Two years of COVID-19 show we still need a better global response
Andrew Hammond/ Arab News:
Two years after the World Health Organization declared the COVID-19 crisis to be a pandemic, it is clear that significant policy mistakes were made in 2020 and 2021 that might have significantly extended its duration.
Former UK Prime Minister Gordon Brown is one of the most vocal critics of pandemic policies and their effects. In particular, he has described vaccine inequality as a “monumental international policy failure” and warned that “history will not be kind” to Western leaders for stockpiling jabs.
Last month, he once again emphasized that a relatively small number of countries have monopolized the purchase of the vast majority of vaccine doses, and therefore controlled the supply, to the point where many of them remain stockpiled until they pass the use-by date and have to be destroyed.
Brown, who hosted the 2009 G20 summit in London, which is credited by some with staving off a second Great Depression, believes a similar act of international coordination is urgently required to tackle the coronavirus crisis.
He has urged countries to consider “extraordinary measures,” similar to those taken during the global financial crisis, to increase access to vaccines in developing nations, and called on governments to fill a £11.8 billion ($15.8 billion) funding gap within weeks.
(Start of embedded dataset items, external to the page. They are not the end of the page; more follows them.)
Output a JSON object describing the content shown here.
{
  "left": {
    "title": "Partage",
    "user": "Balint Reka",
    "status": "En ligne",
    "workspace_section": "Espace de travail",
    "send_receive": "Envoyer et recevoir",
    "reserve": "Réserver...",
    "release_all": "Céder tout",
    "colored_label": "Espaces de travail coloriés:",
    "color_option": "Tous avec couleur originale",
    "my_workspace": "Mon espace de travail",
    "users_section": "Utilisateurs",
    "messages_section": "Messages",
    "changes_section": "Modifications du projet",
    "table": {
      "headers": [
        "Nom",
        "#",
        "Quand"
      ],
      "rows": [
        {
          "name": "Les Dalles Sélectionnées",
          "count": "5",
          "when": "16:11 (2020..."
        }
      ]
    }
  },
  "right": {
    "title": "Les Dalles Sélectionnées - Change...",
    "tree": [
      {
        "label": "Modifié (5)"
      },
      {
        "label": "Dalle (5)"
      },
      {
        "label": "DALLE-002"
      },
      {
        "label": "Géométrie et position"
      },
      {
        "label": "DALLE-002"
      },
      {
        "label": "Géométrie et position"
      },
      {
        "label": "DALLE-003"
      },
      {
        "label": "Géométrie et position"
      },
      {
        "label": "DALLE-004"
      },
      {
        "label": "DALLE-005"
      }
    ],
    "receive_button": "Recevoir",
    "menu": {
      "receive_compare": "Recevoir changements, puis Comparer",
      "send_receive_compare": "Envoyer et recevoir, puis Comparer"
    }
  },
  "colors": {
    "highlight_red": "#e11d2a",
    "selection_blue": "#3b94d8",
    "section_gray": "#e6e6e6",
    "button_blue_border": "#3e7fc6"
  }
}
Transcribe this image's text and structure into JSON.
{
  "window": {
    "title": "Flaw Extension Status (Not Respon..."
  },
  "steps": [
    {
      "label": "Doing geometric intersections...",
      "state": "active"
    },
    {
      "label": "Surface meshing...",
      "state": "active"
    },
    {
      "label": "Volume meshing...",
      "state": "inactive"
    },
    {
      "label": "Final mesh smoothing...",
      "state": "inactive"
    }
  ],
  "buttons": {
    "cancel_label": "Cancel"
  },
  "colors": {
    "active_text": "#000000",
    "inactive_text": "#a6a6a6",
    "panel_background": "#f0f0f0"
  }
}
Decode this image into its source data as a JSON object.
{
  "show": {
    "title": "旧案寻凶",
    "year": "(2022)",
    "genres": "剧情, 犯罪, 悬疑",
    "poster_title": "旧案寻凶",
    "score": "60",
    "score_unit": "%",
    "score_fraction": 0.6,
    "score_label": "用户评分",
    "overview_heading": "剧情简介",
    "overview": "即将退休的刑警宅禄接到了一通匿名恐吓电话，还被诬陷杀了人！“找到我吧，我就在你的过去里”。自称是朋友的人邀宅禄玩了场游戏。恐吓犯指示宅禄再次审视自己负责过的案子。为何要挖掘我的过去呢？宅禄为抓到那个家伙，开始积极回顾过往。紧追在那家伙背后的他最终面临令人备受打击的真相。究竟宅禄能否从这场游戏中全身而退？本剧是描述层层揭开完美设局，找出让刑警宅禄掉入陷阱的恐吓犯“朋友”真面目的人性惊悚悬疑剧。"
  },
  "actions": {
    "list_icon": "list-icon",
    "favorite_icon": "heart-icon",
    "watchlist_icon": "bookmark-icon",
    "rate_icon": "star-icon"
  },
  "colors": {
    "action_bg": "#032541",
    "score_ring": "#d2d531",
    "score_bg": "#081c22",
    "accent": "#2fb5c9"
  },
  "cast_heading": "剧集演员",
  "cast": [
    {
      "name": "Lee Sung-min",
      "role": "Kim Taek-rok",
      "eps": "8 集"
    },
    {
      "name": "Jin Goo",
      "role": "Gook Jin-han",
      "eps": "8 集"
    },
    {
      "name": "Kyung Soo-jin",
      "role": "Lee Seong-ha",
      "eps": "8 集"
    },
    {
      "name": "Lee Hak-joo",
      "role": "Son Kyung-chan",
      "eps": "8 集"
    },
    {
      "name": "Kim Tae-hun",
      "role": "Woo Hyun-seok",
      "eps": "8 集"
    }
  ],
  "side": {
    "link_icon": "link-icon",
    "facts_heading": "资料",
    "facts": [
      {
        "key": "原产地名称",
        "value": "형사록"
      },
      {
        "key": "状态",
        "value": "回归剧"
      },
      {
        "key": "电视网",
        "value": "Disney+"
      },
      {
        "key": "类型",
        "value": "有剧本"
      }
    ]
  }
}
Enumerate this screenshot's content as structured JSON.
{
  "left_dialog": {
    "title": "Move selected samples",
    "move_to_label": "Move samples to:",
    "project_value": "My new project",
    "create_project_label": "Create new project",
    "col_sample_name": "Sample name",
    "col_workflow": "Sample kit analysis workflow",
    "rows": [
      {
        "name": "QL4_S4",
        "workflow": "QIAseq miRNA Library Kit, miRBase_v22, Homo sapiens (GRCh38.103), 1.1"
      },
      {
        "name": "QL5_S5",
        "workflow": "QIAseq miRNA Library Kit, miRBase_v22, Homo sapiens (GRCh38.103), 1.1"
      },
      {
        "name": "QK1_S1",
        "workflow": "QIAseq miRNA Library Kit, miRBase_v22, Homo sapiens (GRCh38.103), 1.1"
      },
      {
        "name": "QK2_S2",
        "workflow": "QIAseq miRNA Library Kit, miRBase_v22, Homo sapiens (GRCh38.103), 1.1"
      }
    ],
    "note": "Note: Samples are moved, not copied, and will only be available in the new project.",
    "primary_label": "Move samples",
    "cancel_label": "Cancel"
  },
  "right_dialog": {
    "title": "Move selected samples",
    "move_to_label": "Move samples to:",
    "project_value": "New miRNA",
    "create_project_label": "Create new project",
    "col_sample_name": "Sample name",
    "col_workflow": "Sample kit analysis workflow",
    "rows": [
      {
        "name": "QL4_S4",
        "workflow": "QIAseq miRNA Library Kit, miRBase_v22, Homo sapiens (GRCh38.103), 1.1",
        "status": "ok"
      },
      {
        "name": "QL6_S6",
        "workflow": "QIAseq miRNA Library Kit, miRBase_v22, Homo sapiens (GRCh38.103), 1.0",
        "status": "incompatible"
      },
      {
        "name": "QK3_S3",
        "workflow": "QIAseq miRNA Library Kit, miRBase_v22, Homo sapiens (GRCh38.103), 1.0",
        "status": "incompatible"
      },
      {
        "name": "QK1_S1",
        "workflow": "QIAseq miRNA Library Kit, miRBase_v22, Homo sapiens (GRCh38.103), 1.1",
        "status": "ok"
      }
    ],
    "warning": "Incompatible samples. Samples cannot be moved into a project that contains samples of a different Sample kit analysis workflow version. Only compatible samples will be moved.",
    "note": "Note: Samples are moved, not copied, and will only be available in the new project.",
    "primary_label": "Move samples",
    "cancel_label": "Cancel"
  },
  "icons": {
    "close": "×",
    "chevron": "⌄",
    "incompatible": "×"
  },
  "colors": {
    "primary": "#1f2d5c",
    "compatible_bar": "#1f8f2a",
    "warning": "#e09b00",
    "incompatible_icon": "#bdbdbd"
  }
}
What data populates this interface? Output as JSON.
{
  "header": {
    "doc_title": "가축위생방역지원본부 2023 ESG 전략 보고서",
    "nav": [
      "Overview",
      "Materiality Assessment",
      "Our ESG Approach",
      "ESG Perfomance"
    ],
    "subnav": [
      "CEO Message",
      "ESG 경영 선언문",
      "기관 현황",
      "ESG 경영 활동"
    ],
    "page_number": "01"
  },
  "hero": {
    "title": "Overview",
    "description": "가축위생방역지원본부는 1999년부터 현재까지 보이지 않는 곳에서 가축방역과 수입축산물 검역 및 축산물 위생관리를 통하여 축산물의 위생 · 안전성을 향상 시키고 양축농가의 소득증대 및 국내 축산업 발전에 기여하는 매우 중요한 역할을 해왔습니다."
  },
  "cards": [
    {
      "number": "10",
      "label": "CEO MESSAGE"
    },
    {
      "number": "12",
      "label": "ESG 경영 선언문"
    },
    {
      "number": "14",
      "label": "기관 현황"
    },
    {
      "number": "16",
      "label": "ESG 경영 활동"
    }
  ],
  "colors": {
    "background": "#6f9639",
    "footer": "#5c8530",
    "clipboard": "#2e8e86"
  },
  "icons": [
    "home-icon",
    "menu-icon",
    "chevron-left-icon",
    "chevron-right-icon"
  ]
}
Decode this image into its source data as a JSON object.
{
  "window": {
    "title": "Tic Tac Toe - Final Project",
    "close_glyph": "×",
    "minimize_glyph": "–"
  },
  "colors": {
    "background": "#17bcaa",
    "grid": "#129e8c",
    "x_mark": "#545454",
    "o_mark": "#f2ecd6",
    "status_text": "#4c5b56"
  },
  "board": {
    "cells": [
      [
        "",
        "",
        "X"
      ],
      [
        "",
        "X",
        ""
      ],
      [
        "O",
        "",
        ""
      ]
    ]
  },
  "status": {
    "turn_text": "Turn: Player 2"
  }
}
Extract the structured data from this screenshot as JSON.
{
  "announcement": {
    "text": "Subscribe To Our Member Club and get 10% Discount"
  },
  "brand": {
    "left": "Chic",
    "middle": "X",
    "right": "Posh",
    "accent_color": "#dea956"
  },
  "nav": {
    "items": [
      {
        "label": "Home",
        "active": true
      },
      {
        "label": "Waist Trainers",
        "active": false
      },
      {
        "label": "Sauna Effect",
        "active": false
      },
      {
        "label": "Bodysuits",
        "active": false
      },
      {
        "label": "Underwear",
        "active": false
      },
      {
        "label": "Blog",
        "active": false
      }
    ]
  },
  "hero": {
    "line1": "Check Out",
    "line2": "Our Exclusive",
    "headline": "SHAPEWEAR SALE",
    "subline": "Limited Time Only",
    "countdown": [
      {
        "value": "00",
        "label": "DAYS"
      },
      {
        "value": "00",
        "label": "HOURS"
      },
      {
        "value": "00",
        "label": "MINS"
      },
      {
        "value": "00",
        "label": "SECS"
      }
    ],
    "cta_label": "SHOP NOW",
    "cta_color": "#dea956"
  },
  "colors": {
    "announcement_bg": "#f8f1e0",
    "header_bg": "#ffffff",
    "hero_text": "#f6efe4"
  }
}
The essence of the argument here is that the failure to coordinate vaccination campaigns on a global scale, rather than at national levels, means that there is a greater chance the virus might mutate, possibly into a vaccine-busting variant. If you have large populations that are unvaccinated in some places, such as much of the African continent, the disease might mutate faster and spread further.
Building from this critique, Brown’s predecessor as UK prime minister, Tony Blair, has called for new global health infrastructure so that we are better prepared for the next pandemic. This would not only help to improve coordination between countries in efforts to identify emerging threats but also in the development, testing and manufacture of vaccines and treatments.
Blair argues that with the right international coordination and investment, the creation of new vaccines to tackle future pandemics might be achieved in as little as 100 days. Contrast this with the amount of time it took to develop COVID-19 vaccines (very impressive though that achievement was) and then produce and distribute them while the world continued to endure a huge economic, as well as health, crisis.